Can someone help me on our situation. In our outpatient hospital setting we do echos, 93306, EEGs 95819, cardiac stress test 78452 for example. I noted these all have a PC/TC indicator 1. I'm understanding that it means we can bill global without a modifier or bill with a TC and the outside physician bill the PC with 26 modifier. In all of these situations, we own the equipment but not the physician. We have been billing, for example, 95819 with no modifiers and the outside neuro bills 9581926. Both are being paid. Are we double charging for the profee? In another situation, we need to charge global for echos 93306, we own both dr and equipment. What form and how do we indicate global on this one?

On the equipment you own that outside Dr.'s read you should only be billing the code with the TC modifier as the outside Dr. will be billing the read.

On the equipment that you own and your docs read you can bill with the pure code for the global service.

:)
 
Is it possible that we could be double billing for profees if our hospital is charging 93306 with no modifiers on UB04 and the physician is biling 93306-26 from his practice? And both are getting paid.
 
If you are billing on a UB with revenue codes in the 3XX-8XX range, then you are only billing for the technical component and don't need a modifier. On the UB, the professional component would be billed with revenue codes 960-989.

The PC/TC indicator you're referring to is from the physician fee schedule, which only governs 1500 form submissions, so on a professional claim you need to apply the correct modifier(s) or bill globally with no modifiers.
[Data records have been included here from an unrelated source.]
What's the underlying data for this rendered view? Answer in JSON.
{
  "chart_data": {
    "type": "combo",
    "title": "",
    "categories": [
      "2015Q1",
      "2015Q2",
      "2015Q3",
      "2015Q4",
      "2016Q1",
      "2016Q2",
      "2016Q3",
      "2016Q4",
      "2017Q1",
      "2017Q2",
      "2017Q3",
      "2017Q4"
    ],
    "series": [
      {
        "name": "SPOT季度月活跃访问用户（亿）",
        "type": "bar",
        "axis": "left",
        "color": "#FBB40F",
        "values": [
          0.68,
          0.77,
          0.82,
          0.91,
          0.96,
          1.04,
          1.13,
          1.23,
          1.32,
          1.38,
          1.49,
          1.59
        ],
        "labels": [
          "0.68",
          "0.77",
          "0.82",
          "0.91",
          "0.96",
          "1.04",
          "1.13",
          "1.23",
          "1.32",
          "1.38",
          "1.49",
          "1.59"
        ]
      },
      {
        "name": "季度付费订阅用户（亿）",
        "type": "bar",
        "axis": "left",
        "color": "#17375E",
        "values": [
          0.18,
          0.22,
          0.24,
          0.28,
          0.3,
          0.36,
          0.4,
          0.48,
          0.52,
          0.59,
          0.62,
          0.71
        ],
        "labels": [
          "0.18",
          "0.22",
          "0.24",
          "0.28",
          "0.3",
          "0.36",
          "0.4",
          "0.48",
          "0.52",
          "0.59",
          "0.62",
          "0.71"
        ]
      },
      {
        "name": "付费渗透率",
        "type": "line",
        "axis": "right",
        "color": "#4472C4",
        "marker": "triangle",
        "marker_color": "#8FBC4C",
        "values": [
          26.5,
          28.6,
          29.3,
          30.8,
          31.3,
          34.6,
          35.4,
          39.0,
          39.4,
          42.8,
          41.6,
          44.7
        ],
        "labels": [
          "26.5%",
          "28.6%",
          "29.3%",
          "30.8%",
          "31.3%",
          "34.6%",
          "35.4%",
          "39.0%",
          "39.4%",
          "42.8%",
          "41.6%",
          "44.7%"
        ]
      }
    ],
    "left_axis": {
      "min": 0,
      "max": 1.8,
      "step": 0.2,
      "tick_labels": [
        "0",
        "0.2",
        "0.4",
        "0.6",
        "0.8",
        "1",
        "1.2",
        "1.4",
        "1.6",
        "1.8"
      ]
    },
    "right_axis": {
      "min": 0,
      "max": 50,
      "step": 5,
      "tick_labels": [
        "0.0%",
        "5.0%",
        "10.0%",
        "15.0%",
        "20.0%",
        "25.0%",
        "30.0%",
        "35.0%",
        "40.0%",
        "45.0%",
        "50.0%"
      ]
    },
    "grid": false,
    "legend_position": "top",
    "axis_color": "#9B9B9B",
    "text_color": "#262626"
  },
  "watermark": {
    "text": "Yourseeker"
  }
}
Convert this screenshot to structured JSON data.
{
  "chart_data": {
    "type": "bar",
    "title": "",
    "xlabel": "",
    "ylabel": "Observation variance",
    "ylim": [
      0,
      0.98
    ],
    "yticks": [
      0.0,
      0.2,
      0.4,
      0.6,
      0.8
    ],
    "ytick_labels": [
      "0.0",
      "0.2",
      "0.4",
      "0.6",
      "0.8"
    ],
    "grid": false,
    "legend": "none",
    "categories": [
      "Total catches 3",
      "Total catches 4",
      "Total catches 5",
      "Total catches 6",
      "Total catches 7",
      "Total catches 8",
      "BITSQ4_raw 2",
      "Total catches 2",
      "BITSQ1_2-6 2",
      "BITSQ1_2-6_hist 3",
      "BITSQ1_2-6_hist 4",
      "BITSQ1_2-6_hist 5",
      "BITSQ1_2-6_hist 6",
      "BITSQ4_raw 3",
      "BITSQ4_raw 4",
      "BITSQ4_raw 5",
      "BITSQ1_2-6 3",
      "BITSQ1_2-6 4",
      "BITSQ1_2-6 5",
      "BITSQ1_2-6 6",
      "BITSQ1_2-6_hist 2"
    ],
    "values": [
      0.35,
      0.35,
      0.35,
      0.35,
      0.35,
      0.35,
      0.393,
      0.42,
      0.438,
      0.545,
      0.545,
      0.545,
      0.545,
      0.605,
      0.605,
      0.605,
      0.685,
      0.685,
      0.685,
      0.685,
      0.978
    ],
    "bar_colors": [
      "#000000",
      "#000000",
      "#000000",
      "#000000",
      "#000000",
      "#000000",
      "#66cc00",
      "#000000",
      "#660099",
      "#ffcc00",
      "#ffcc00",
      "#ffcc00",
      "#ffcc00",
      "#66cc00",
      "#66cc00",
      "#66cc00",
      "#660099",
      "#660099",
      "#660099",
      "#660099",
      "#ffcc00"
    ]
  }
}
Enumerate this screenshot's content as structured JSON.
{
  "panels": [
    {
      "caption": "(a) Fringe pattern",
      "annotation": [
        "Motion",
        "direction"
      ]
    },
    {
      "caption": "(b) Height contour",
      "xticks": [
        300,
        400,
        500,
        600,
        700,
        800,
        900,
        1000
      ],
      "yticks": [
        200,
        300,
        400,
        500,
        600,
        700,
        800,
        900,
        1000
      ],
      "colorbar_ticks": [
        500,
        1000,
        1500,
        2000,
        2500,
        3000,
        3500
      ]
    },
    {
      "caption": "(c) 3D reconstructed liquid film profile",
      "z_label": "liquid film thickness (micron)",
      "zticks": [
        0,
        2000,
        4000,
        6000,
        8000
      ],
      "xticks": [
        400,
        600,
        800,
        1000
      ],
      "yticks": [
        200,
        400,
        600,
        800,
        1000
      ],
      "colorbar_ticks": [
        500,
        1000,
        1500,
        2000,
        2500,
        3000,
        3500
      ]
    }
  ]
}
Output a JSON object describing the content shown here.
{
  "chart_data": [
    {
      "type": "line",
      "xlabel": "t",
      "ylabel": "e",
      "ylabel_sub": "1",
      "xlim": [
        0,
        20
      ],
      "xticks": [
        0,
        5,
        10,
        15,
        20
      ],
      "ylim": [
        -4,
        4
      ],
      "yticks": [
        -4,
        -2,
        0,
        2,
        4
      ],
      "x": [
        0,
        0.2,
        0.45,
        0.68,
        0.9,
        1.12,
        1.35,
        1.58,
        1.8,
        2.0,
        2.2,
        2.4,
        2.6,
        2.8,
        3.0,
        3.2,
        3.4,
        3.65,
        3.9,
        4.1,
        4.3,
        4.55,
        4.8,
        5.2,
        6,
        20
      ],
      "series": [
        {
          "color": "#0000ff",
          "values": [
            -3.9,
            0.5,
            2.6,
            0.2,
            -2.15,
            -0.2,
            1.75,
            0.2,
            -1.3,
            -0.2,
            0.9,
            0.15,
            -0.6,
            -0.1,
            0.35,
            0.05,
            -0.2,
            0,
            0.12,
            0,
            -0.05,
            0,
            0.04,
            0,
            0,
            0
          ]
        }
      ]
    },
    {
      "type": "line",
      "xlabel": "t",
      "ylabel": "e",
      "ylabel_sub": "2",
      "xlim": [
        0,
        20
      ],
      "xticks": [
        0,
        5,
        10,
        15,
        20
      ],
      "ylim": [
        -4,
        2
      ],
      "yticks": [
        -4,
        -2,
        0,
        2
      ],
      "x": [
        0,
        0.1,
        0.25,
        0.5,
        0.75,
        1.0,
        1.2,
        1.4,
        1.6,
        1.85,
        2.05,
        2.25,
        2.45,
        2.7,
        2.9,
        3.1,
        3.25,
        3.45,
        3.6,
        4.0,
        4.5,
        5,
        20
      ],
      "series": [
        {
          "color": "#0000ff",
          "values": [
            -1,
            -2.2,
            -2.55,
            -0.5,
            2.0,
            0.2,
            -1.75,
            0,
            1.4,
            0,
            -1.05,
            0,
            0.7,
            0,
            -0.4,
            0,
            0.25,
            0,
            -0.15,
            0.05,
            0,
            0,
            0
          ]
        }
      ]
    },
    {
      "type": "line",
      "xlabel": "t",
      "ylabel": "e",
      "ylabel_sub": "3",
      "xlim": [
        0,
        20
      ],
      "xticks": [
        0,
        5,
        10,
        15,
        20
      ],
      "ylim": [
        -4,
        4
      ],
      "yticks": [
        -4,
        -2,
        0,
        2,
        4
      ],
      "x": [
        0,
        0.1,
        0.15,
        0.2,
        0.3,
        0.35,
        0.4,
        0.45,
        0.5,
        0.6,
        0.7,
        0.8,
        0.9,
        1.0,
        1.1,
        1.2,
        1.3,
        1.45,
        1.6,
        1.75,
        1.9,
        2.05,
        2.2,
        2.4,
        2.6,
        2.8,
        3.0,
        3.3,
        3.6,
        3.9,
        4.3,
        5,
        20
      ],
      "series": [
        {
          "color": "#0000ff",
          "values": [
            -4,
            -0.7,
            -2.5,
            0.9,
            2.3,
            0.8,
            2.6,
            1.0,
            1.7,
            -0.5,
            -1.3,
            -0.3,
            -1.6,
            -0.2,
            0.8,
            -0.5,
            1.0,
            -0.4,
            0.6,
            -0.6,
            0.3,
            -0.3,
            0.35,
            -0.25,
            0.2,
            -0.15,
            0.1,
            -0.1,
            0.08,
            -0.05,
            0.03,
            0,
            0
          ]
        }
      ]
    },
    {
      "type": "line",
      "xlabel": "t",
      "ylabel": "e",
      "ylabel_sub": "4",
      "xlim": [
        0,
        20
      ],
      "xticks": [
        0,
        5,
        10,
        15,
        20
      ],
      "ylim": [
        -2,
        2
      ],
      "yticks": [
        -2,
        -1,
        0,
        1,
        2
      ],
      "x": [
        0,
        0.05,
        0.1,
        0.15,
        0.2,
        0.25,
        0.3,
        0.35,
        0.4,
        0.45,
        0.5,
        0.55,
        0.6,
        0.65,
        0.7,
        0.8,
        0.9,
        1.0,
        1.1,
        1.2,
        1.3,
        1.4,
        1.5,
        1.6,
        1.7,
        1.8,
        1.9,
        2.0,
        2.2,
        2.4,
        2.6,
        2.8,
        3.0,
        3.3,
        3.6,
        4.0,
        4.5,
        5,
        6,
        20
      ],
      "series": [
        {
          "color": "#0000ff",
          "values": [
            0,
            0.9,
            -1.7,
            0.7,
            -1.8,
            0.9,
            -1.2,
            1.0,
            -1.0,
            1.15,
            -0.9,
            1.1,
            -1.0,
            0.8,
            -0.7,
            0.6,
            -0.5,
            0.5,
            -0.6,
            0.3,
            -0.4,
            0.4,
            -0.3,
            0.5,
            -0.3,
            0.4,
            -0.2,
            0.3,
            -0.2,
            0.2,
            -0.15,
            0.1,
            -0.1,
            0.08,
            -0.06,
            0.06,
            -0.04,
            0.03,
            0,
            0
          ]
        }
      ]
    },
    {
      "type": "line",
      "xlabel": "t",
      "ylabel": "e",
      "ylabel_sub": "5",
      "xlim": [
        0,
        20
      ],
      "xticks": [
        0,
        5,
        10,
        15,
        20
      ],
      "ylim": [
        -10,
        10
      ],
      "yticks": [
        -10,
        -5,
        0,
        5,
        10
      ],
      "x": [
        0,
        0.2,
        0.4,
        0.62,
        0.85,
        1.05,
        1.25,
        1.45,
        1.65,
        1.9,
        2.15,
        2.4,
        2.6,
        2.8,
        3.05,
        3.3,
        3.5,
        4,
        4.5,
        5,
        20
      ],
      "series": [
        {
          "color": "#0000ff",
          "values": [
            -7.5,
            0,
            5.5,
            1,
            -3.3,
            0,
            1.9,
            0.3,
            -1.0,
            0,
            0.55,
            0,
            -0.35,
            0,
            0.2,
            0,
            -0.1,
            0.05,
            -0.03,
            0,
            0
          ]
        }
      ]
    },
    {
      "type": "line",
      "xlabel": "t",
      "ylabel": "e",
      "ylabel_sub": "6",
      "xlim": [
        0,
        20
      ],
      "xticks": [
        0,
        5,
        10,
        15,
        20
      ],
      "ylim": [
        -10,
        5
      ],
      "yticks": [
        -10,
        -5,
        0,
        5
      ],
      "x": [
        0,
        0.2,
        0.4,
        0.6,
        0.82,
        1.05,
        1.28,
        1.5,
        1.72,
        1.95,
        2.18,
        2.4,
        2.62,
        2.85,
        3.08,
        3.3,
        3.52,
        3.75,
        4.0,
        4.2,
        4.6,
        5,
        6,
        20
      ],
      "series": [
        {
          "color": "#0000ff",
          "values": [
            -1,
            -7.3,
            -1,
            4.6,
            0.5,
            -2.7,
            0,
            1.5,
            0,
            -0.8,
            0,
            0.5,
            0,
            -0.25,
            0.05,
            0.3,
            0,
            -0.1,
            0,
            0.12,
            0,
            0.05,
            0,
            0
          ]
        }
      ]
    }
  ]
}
If you omit the 26 modifier and use a facility place of service, most payers will automatically pay the PC only under the assumption that the TC belongs to the facility.
 
Is it better to bill globally on 1500 with no modifiers, if we own equipment and doctors vs splitting the codes apart -TC on UB04 and 26 on 1500?
 
I don't think you have a choice. You would need to bill according to how your facility is licensed/credentialed and per your contracts with the payers. That's what would drive your reimbursement as well. And if your place of treatment is a hospital or facility (POS 21-24), you cannot bill any technical components on a 1500 form unless directed to do so by the payer in the contract.
 
So I have a question if Im billing UB04 Pain injections 64490 and 72100imaging TC modifier. Then I bill professional pain for physician on CMS-1500 to bill professional so I would bill 64490-26 and 72100-26?